Akron first appeared as the 2nd precinct of Hale County in 1900. Prior to this, from 1870 to 1890, the beat/precinct was previously known as New Prospect. In 1910, the 2nd precinct name was changed to "Evans", but reverted to Akron in 1920 and continued to report until 1950. In 1960, as part of a general reorganization of counties, Akron precinct was consolidated with others, including precinct 16, Stewart's Station, and was renamed the Stewart-Akron Census Division. Although the town of Akron has a heavily Black population, as did the former Akron precinct when it reported racial demographics in 1930–40, and in the Stewart-Akron division from 1960 to 1980, in 1990 it reported only a Black plurality.

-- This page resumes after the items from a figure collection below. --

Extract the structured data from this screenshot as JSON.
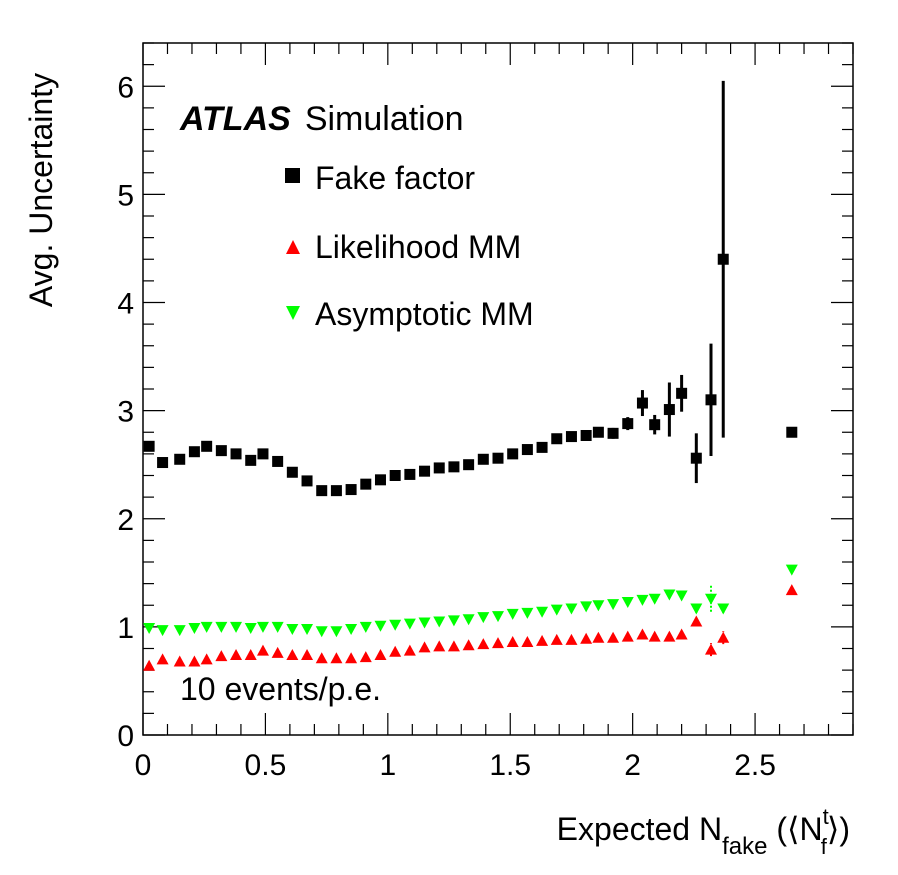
{
  "chart_data": {
    "type": "scatter",
    "title": "",
    "experiment": "ATLAS",
    "experiment_suffix": "Simulation",
    "annotation": "10 events/p.e.",
    "xlabel": {
      "main": "Expected N",
      "sub": "fake",
      "paren_open": " (⟨N",
      "sup": "t",
      "sub2": "f",
      "paren_close": "⟩)"
    },
    "ylabel": "Avg. Uncertainty",
    "xlim": [
      0,
      2.9
    ],
    "ylim": [
      0,
      6.4
    ],
    "xticks": [
      0,
      0.5,
      1,
      1.5,
      2,
      2.5
    ],
    "xtick_labels": [
      "0",
      "0.5",
      "1",
      "1.5",
      "2",
      "2.5"
    ],
    "yticks": [
      0,
      1,
      2,
      3,
      4,
      5,
      6
    ],
    "ytick_labels": [
      "0",
      "1",
      "2",
      "3",
      "4",
      "5",
      "6"
    ],
    "legend_position": "top-left",
    "series": [
      {
        "name": "Fake factor",
        "marker": "square",
        "color": "#000000",
        "points": [
          [
            0.025,
            2.67,
            0
          ],
          [
            0.08,
            2.52,
            0
          ],
          [
            0.15,
            2.55,
            0
          ],
          [
            0.21,
            2.62,
            0
          ],
          [
            0.26,
            2.67,
            0
          ],
          [
            0.32,
            2.63,
            0
          ],
          [
            0.38,
            2.6,
            0
          ],
          [
            0.44,
            2.54,
            0
          ],
          [
            0.49,
            2.6,
            0
          ],
          [
            0.55,
            2.53,
            0
          ],
          [
            0.61,
            2.43,
            0
          ],
          [
            0.67,
            2.35,
            0
          ],
          [
            0.73,
            2.26,
            0
          ],
          [
            0.79,
            2.26,
            0
          ],
          [
            0.85,
            2.27,
            0
          ],
          [
            0.91,
            2.32,
            0
          ],
          [
            0.97,
            2.36,
            0
          ],
          [
            1.03,
            2.4,
            0
          ],
          [
            1.09,
            2.41,
            0
          ],
          [
            1.15,
            2.44,
            0
          ],
          [
            1.21,
            2.47,
            0
          ],
          [
            1.27,
            2.48,
            0
          ],
          [
            1.33,
            2.5,
            0
          ],
          [
            1.39,
            2.55,
            0
          ],
          [
            1.45,
            2.56,
            0
          ],
          [
            1.51,
            2.6,
            0
          ],
          [
            1.57,
            2.64,
            0
          ],
          [
            1.63,
            2.66,
            0
          ],
          [
            1.69,
            2.74,
            0
          ],
          [
            1.75,
            2.76,
            0
          ],
          [
            1.81,
            2.77,
            0
          ],
          [
            1.86,
            2.8,
            0
          ],
          [
            1.92,
            2.79,
            0.05
          ],
          [
            1.98,
            2.88,
            0.06
          ],
          [
            2.04,
            3.07,
            0.12
          ],
          [
            2.09,
            2.87,
            0.09
          ],
          [
            2.15,
            3.01,
            0.25
          ],
          [
            2.2,
            3.16,
            0.17
          ],
          [
            2.26,
            2.56,
            0.23
          ],
          [
            2.32,
            3.1,
            0.52
          ],
          [
            2.37,
            4.4,
            1.65
          ],
          [
            2.65,
            2.8,
            0
          ]
        ]
      },
      {
        "name": "Likelihood MM",
        "marker": "triangle-up",
        "color": "#ff0000",
        "points": [
          [
            0.025,
            0.64,
            0
          ],
          [
            0.08,
            0.7,
            0
          ],
          [
            0.15,
            0.68,
            0
          ],
          [
            0.21,
            0.68,
            0
          ],
          [
            0.26,
            0.7,
            0
          ],
          [
            0.32,
            0.73,
            0
          ],
          [
            0.38,
            0.74,
            0
          ],
          [
            0.44,
            0.74,
            0
          ],
          [
            0.49,
            0.78,
            0
          ],
          [
            0.55,
            0.76,
            0
          ],
          [
            0.61,
            0.74,
            0
          ],
          [
            0.67,
            0.74,
            0
          ],
          [
            0.73,
            0.71,
            0
          ],
          [
            0.79,
            0.71,
            0
          ],
          [
            0.85,
            0.71,
            0
          ],
          [
            0.91,
            0.72,
            0
          ],
          [
            0.97,
            0.74,
            0
          ],
          [
            1.03,
            0.77,
            0
          ],
          [
            1.09,
            0.78,
            0
          ],
          [
            1.15,
            0.81,
            0
          ],
          [
            1.21,
            0.82,
            0
          ],
          [
            1.27,
            0.82,
            0
          ],
          [
            1.33,
            0.83,
            0
          ],
          [
            1.39,
            0.84,
            0
          ],
          [
            1.45,
            0.85,
            0
          ],
          [
            1.51,
            0.86,
            0
          ],
          [
            1.57,
            0.86,
            0
          ],
          [
            1.63,
            0.87,
            0
          ],
          [
            1.69,
            0.88,
            0
          ],
          [
            1.75,
            0.88,
            0
          ],
          [
            1.81,
            0.89,
            0
          ],
          [
            1.86,
            0.9,
            0
          ],
          [
            1.92,
            0.9,
            0
          ],
          [
            1.98,
            0.91,
            0
          ],
          [
            2.04,
            0.93,
            0
          ],
          [
            2.09,
            0.91,
            0
          ],
          [
            2.15,
            0.91,
            0
          ],
          [
            2.2,
            0.93,
            0
          ],
          [
            2.26,
            1.05,
            0.03
          ],
          [
            2.32,
            0.79,
            0.06
          ],
          [
            2.37,
            0.9,
            0.06
          ],
          [
            2.65,
            1.34,
            0
          ]
        ]
      },
      {
        "name": "Asymptotic MM",
        "marker": "triangle-down",
        "color": "#00ff00",
        "points": [
          [
            0.025,
            0.99,
            0
          ],
          [
            0.08,
            0.97,
            0
          ],
          [
            0.15,
            0.97,
            0
          ],
          [
            0.21,
            0.99,
            0
          ],
          [
            0.26,
            1.0,
            0
          ],
          [
            0.32,
            1.0,
            0
          ],
          [
            0.38,
            1.0,
            0
          ],
          [
            0.44,
            0.99,
            0
          ],
          [
            0.49,
            1.0,
            0
          ],
          [
            0.55,
            1.0,
            0
          ],
          [
            0.61,
            0.98,
            0
          ],
          [
            0.67,
            0.98,
            0
          ],
          [
            0.73,
            0.96,
            0
          ],
          [
            0.79,
            0.96,
            0
          ],
          [
            0.85,
            0.98,
            0
          ],
          [
            0.91,
            1.0,
            0
          ],
          [
            0.97,
            1.01,
            0
          ],
          [
            1.03,
            1.02,
            0
          ],
          [
            1.09,
            1.03,
            0
          ],
          [
            1.15,
            1.04,
            0
          ],
          [
            1.21,
            1.05,
            0
          ],
          [
            1.27,
            1.06,
            0
          ],
          [
            1.33,
            1.07,
            0
          ],
          [
            1.39,
            1.09,
            0
          ],
          [
            1.45,
            1.1,
            0
          ],
          [
            1.51,
            1.12,
            0
          ],
          [
            1.57,
            1.13,
            0
          ],
          [
            1.63,
            1.14,
            0
          ],
          [
            1.69,
            1.16,
            0
          ],
          [
            1.75,
            1.17,
            0
          ],
          [
            1.81,
            1.19,
            0
          ],
          [
            1.86,
            1.2,
            0
          ],
          [
            1.92,
            1.21,
            0
          ],
          [
            1.98,
            1.23,
            0
          ],
          [
            2.04,
            1.25,
            0
          ],
          [
            2.09,
            1.26,
            0
          ],
          [
            2.15,
            1.3,
            0
          ],
          [
            2.2,
            1.29,
            0
          ],
          [
            2.26,
            1.17,
            0.04
          ],
          [
            2.32,
            1.26,
            0.12
          ],
          [
            2.37,
            1.17,
            0.04
          ],
          [
            2.65,
            1.53,
            0
          ]
        ]
      }
    ]
  }
}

In 2000, it transitioned to a White plurality and in 2010, became a White majority for the first time.

Historical population
| Census | Pop. | Note | %± |
| 1900 | 1,090 |  | — |
| 1910 | 1,710 |  | 56.9% |
| 1920 | 2,191 |  | 28.1% |
| 1930 | 2,454 |  | 12.0% |
| 1940 | 1,527 |  | −37.8% |
| 1950 | 1,714 |  | 12.2% |
| 1960 | 2,883 |  | 68.2% |
| 1970 | 2,064 |  | −28.4% |
| 1980 | 1,789 |  | −13.3% |
| 1990 | 1,745 |  | −2.5% |
| 2000 | 1,868 |  | 7.0% |
| 2010 | 1,582 |  | −15.3% |
U.S. Decennial Census

==Notable person==

- Riggs Stephenson, (1898–1985) was a left fielder in Major League Baseball for Chicago Cubs.